Tiffany Hensley-McBain demonstrates a centrifuge in a lab at the McLaughlin Research Institute
Irv Weissman
McLaughlin Research Institute in Great Falls
Posted at 10:41 AM, Oct 21, 2021
and last updated 2021-10-22 12:36:34-04

GREAT FALLS — The McLaughlin Research Institute (MRI) in Great Falls announced Tuesday that Dr. Irv Weissman and Dr. Ann Tsukamoto-Weissman of Stanford, California, recently made a $5 million gift to the MRI, the largest single contribution in the organization’s history.

Staff at MRI study neurological disorders including Alzheimer’s disease, epilepsy, and Huntington’s disease, and neuro-behavioral disorders such as addiction and psychological disorders.

MRI said in a news release that the donation will support the expansion of the MRI, including their high school internship program, recruitment efforts, and current research projects.

“Growing up in Great Falls, I was the first high school intern at the Institute, and my future was shaped by that experience,” said Irv. “For several years after that, the Montana division of the American Cancer Society picked up the funding. Sadly, it lapsed. Ann and I wanted to support the important research happening in Great Falls and help build momentum for the growth and innovation happening at the MRI.”

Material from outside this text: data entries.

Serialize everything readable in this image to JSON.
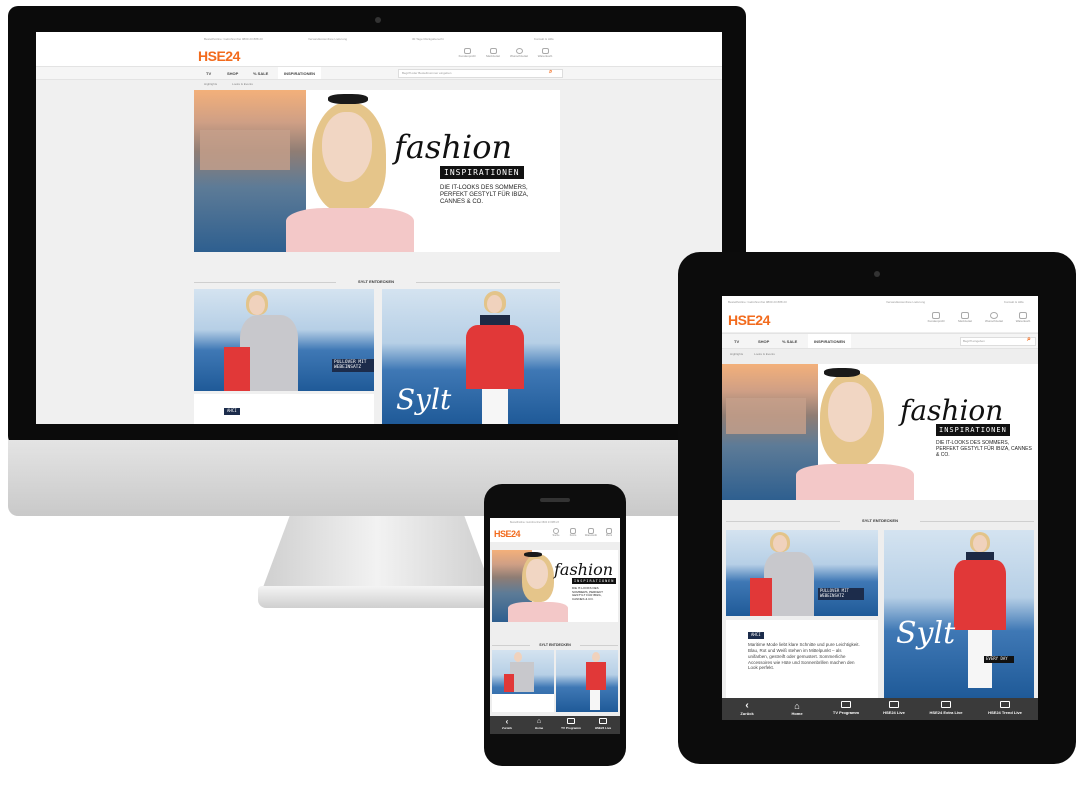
{
  "brand": {
    "logo": "HSE24",
    "accent": "#f26b1d"
  },
  "desktop": {
    "topbar": {
      "hotline": "Bestellhotline: Gebührenfrei 0800 23 888 23",
      "delivery": "Versandkostenfreie Lieferung",
      "returns": "30 Tage Rückgaberecht",
      "contact": "Kontakt & Hilfe"
    },
    "utils": [
      "Kundenprofil",
      "Merkzettel",
      "Wunschzettel",
      "Warenkorb"
    ],
    "nav": [
      "TV",
      "SHOP",
      "% SALE",
      "INSPIRATIONEN"
    ],
    "search_placeholder": "Begriff oder Bestellnummer eingeben",
    "subnav": [
      "Highlights",
      "Looks & Events"
    ],
    "hero": {
      "script": "fashion",
      "tag": "INSPIRATIONEN",
      "desc": "DIE IT-LOOKS DES SOMMERS, PERFEKT GESTYLT FÜR IBIZA, CANNES & CO."
    },
    "section_title": "SYLT ENTDECKEN",
    "card1_label": "PULLOVER MIT WEBEINSATZ",
    "card2_script": "Sylt",
    "badge": "AHCI"
  },
  "tablet": {
    "topbar": {
      "hotline": "Bestellhotline: Gebührenfrei 0800 23 888 23",
      "delivery": "Versandkostenfreie Lieferung",
      "contact": "Kontakt & Hilfe"
    },
    "utils": [
      "Kundenprofil",
      "Merkzettel",
      "Wunschzettel",
      "Warenkorb"
    ],
    "nav": [
      "TV",
      "SHOP",
      "% SALE",
      "INSPIRATIONEN"
    ],
    "search_placeholder": "Begriff eingeben",
    "subnav": [
      "Highlights",
      "Looks & Events"
    ],
    "hero": {
      "script": "fashion",
      "tag": "INSPIRATIONEN",
      "desc": "DIE IT-LOOKS DES SOMMERS, PERFEKT GESTYLT FÜR IBIZA, CANNES & CO."
    },
    "section_title": "SYLT ENTDECKEN",
    "card1_label": "PULLOVER MIT WEBEINSATZ",
    "card2_script": "Sylt",
    "card2_label": "EVERY DAY",
    "badge": "AHCI",
    "body": "Maritime Mode liebt klare Schnitte und pure Leichtigkeit. Blau, Rot und Weiß stehen im Mittelpunkt – als unifarben, gestreift oder gemustert. Sommerliche Accessoires wie Hüte und Sonnenbrillen machen den Look perfekt.",
    "bottom_nav": [
      "Zurück",
      "Home",
      "TV Programm",
      "HSE24 Live",
      "HSE24 Extra Live",
      "HSE24 Trend Live"
    ]
  },
  "phone": {
    "topbar": "Bestellhotline: Gebührenfrei 0800 23 888 23",
    "utils": [
      "Suche",
      "Konto",
      "Warenkorb",
      "Menü"
    ],
    "hero": {
      "script": "fashion",
      "tag": "INSPIRATIONEN",
      "desc": "DIE IT-LOOKS DES SOMMERS, PERFEKT GESTYLT FÜR IBIZA, CANNES & CO."
    },
    "section_title": "SYLT ENTDECKEN",
    "bottom_nav": [
      "Zurück",
      "Home",
      "TV Programm",
      "HSE24 Live"
    ]
  }
}
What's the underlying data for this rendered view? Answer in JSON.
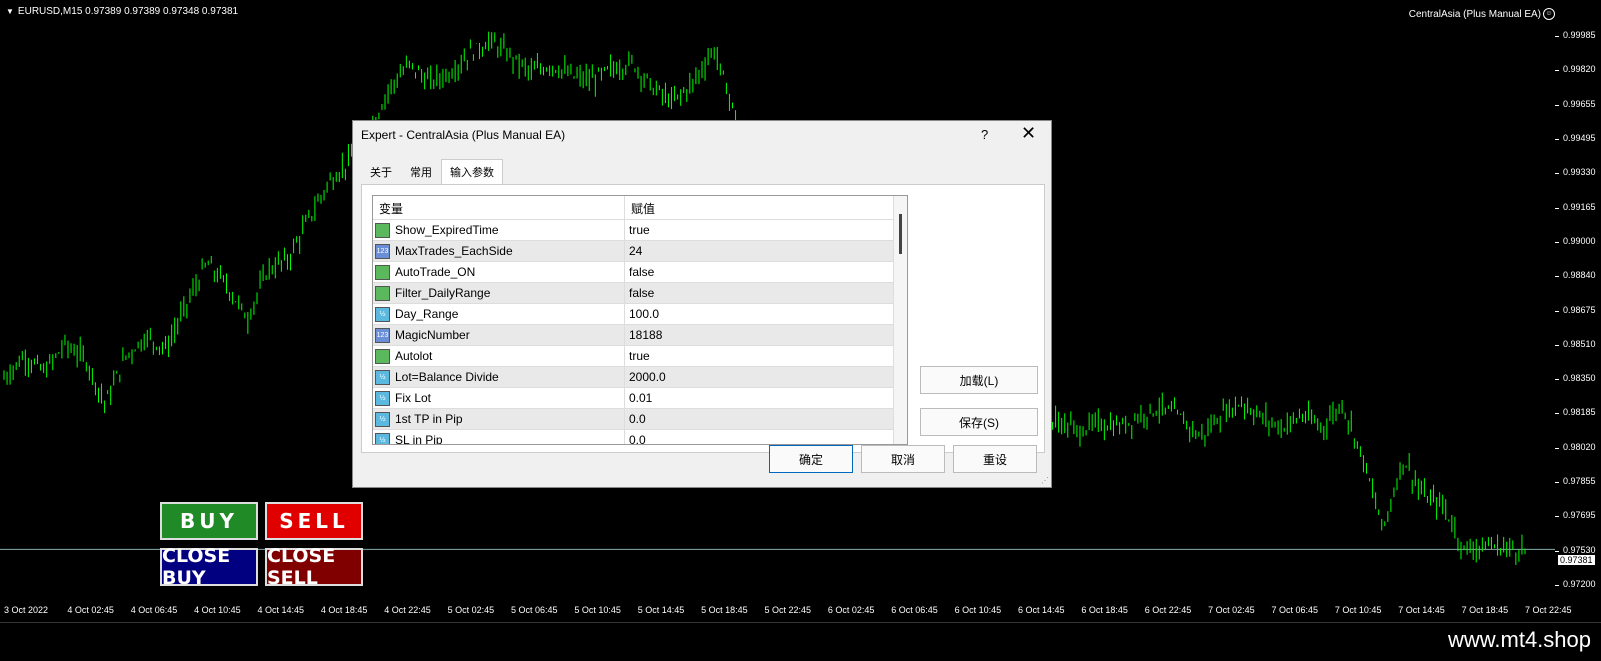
{
  "chart": {
    "symbol_line": "EURUSD,M15  0.97389 0.97389 0.97348 0.97381",
    "ea_label": "CentralAsia (Plus Manual EA)",
    "ea_smiley": "☺",
    "current_price": "0.97381",
    "price_labels": [
      "0.99985",
      "0.99820",
      "0.99655",
      "0.99495",
      "0.99330",
      "0.99165",
      "0.99000",
      "0.98840",
      "0.98675",
      "0.98510",
      "0.98350",
      "0.98185",
      "0.98020",
      "0.97855",
      "0.97695",
      "0.97530",
      "0.97200"
    ],
    "time_labels": [
      "3 Oct 2022",
      "4 Oct 02:45",
      "4 Oct 06:45",
      "4 Oct 10:45",
      "4 Oct 14:45",
      "4 Oct 18:45",
      "4 Oct 22:45",
      "5 Oct 02:45",
      "5 Oct 06:45",
      "5 Oct 10:45",
      "5 Oct 14:45",
      "5 Oct 18:45",
      "5 Oct 22:45",
      "6 Oct 02:45",
      "6 Oct 06:45",
      "6 Oct 10:45",
      "6 Oct 14:45",
      "6 Oct 18:45",
      "6 Oct 22:45",
      "7 Oct 02:45",
      "7 Oct 06:45",
      "7 Oct 10:45",
      "7 Oct 14:45",
      "7 Oct 18:45",
      "7 Oct 22:45"
    ],
    "candle_color": "#00ff00",
    "price_path": [
      0.9825,
      0.9836,
      0.9828,
      0.9842,
      0.9835,
      0.9812,
      0.9836,
      0.9846,
      0.984,
      0.9862,
      0.9883,
      0.9872,
      0.9855,
      0.988,
      0.9885,
      0.9905,
      0.9924,
      0.9935,
      0.995,
      0.9972,
      0.9984,
      0.9975,
      0.998,
      0.999,
      0.9996,
      0.9988,
      0.998,
      0.9984,
      0.9978,
      0.9976,
      0.9982,
      0.9985,
      0.9972,
      0.9965,
      0.9975,
      0.9992,
      0.996,
      0.993,
      0.99,
      0.988,
      0.9862,
      0.985,
      0.9835,
      0.982,
      0.981,
      0.9805,
      0.982,
      0.983,
      0.9848,
      0.9815,
      0.9805,
      0.98,
      0.9803,
      0.9798,
      0.9802,
      0.98,
      0.9806,
      0.981,
      0.9805,
      0.9795,
      0.9806,
      0.9813,
      0.9805,
      0.98,
      0.9806,
      0.98,
      0.9812,
      0.9785,
      0.9748,
      0.9784,
      0.9765,
      0.976,
      0.9738,
      0.974,
      0.9739,
      0.9738
    ]
  },
  "trade_buttons": {
    "buy": "BUY",
    "sell": "SELL",
    "close_buy": "CLOSE BUY",
    "close_sell": "CLOSE SELL"
  },
  "dialog": {
    "title": "Expert - CentralAsia (Plus Manual EA)",
    "help": "?",
    "close": "✕",
    "tabs": [
      "关于",
      "常用",
      "输入参数"
    ],
    "active_tab": "输入参数",
    "columns": {
      "variable": "变量",
      "value": "赋值"
    },
    "params": [
      {
        "name": "Show_ExpiredTime",
        "value": "true",
        "type": "bool",
        "icon": "bool-icon"
      },
      {
        "name": "MaxTrades_EachSide",
        "value": "24",
        "type": "int",
        "icon": "int-icon"
      },
      {
        "name": "AutoTrade_ON",
        "value": "false",
        "type": "bool",
        "icon": "bool-icon"
      },
      {
        "name": "Filter_DailyRange",
        "value": "false",
        "type": "bool",
        "icon": "bool-icon"
      },
      {
        "name": "Day_Range",
        "value": "100.0",
        "type": "dbl",
        "icon": "double-icon"
      },
      {
        "name": "MagicNumber",
        "value": "18188",
        "type": "int",
        "icon": "int-icon"
      },
      {
        "name": "Autolot",
        "value": "true",
        "type": "bool",
        "icon": "bool-icon"
      },
      {
        "name": "Lot=Balance Divide",
        "value": "2000.0",
        "type": "dbl",
        "icon": "double-icon"
      },
      {
        "name": "Fix Lot",
        "value": "0.01",
        "type": "dbl",
        "icon": "double-icon"
      },
      {
        "name": "1st TP in Pip",
        "value": "0.0",
        "type": "dbl",
        "icon": "double-icon"
      },
      {
        "name": "SL in Pip",
        "value": "0.0",
        "type": "dbl",
        "icon": "double-icon"
      }
    ],
    "icon_text": {
      "bool": "",
      "int": "123",
      "dbl": "½"
    },
    "load_label": "加载(L)",
    "save_label": "保存(S)",
    "ok_label": "确定",
    "cancel_label": "取消",
    "reset_label": "重设"
  },
  "footer": {
    "site": "www.mt4.shop"
  }
}
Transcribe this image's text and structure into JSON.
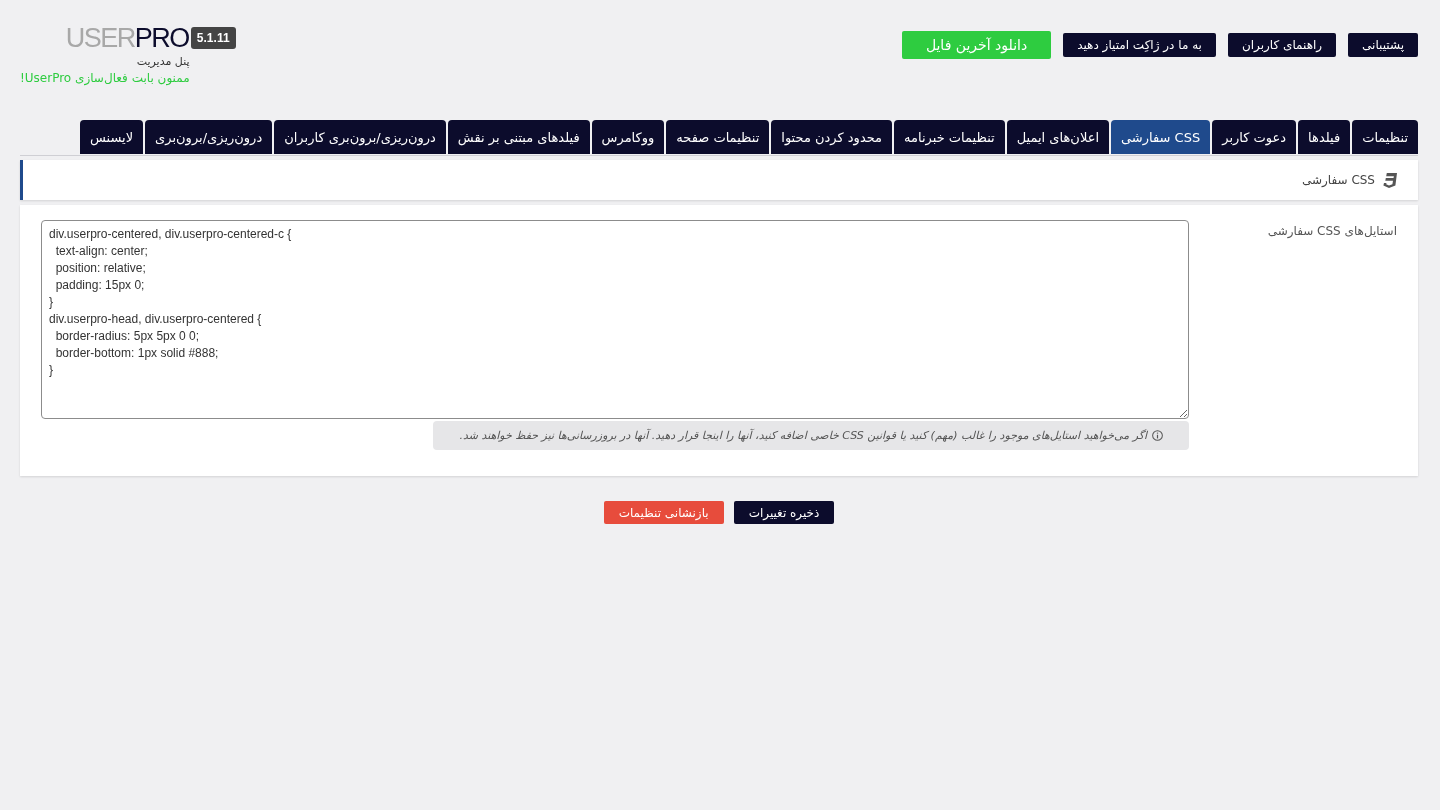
{
  "header": {
    "logo": {
      "light": "USER",
      "dark": "PRO"
    },
    "version": "5.1.11",
    "subtitle": "پنل مدیریت",
    "notice": "ممنون بابت فعال‌سازی UserPro!",
    "buttons": [
      {
        "label": "پشتیبانی",
        "kind": "default"
      },
      {
        "label": "راهنمای کاربران",
        "kind": "default"
      },
      {
        "label": "به ما در ژاکِت امتیاز دهید",
        "kind": "default"
      },
      {
        "label": "دانلود آخرین فایل",
        "kind": "download"
      }
    ]
  },
  "tabs": [
    {
      "label": "تنظیمات",
      "selected": false
    },
    {
      "label": "فیلدها",
      "selected": false
    },
    {
      "label": "دعوت کاربر",
      "selected": false
    },
    {
      "label": "CSS سفارشی",
      "selected": true
    },
    {
      "label": "اعلان‌های ایمیل",
      "selected": false
    },
    {
      "label": "تنظیمات خبرنامه",
      "selected": false
    },
    {
      "label": "محدود کردن محتوا",
      "selected": false
    },
    {
      "label": "تنظیمات صفحه",
      "selected": false
    },
    {
      "label": "ووکامرس",
      "selected": false
    },
    {
      "label": "فیلدهای مبتنی بر نقش",
      "selected": false
    },
    {
      "label": "درون‌ریزی/برون‌بری کاربران",
      "selected": false
    },
    {
      "label": "درون‌ریزی/برون‌بری",
      "selected": false
    },
    {
      "label": "لایسنس",
      "selected": false
    }
  ],
  "section": {
    "title": "CSS سفارشی"
  },
  "field": {
    "label": "استایل‌های CSS سفارشی",
    "value": "div.userpro-centered, div.userpro-centered-c {\n  text-align: center;\n  position: relative;\n  padding: 15px 0;\n}\ndiv.userpro-head, div.userpro-centered {\n  border-radius: 5px 5px 0 0;\n  border-bottom: 1px solid #888;\n}",
    "help": "اگر می‌خواهید استایل‌های موجود را غالب (مهم) کنید یا قوانین CSS خاصی اضافه کنید، آنها را اینجا قرار دهید. آنها در بروزرسانی‌ها نیز حفظ خواهند شد."
  },
  "actions": [
    {
      "label": "ذخیره تغییرات",
      "kind": "save"
    },
    {
      "label": "بازنشانی تنظیمات",
      "kind": "reset"
    }
  ]
}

Ann added, “We have been encouraged and inspired by the recent developments in the organization and staffing under the leadership of Dr. Reijo Pera, and we knew our gift would have a lasting impact.”

Dr. Renee Reijo Pera became director of the McLaughlin Research Institute in March 2021; she was the second faculty member that Dr. Weissman hired as Director of the Stanford Institute for Stem Cell Biology & Regenerative Medicine in 2007.

“I have been a recipient of Irv and Ann’s generosity throughout my career,” says Dr. Reijo Pera. “Now, it is a great privilege to serve as just the fifth director of the MRI in its 67 years of operation. I was grateful to be one of the first faculty members that Irv hired at Stanford, and I am grateful to be a steward of his and Ann’s transformational gift here to the MRI and to Great Falls.”

Irv said, “I return to Montana many times a year and am heartened by the growth of biomedical and stem cell research across the state of Montana, as well as that of the MRI. Back in the 1950s Eichwald and I visited the Rocky Mountain Laboratory in Hamilton, and I still collaborate with them. This was an early example of a distributed research model, which allows for breakthroughs and innovation throughout the network.”

McLaughlin Research Institute chairman Randy Gray said this donation sends an important message: "The business of distributed research, the kind of research that happens here, can happen all over the country and there are very bright young people in Montana. What Irv is really suggesting, and (his wife), is that those young people might want to take a look at a career in this field and there are opportunities right here in Montana to do that."

When asked why the donation was made, board member David Cameron said he believes it was because of a "sincere interest in the quality of research that’s done here…and his history of successes.”

The Cameron family also recently made a large donation to the institute: “So they can do well for their hometown and at the same time lead the way in certain kinds of neurological research."

“The number one thing we want to do is to recruit new scientists,” said Reijo Pera said when asked how she envisions the money helping the institute. “Our overall dream is we’d like to be one of the best scientific research institutes in the United States.”

Tiffany Hensley-McBain is an assistant professor at the institute and says the donation helps give the institute some “breathing room.”

“To explore things scientifically, to build a bigger team, and to have some new faculty members come join us so we can be more collaborative,” Hensley-McBain said.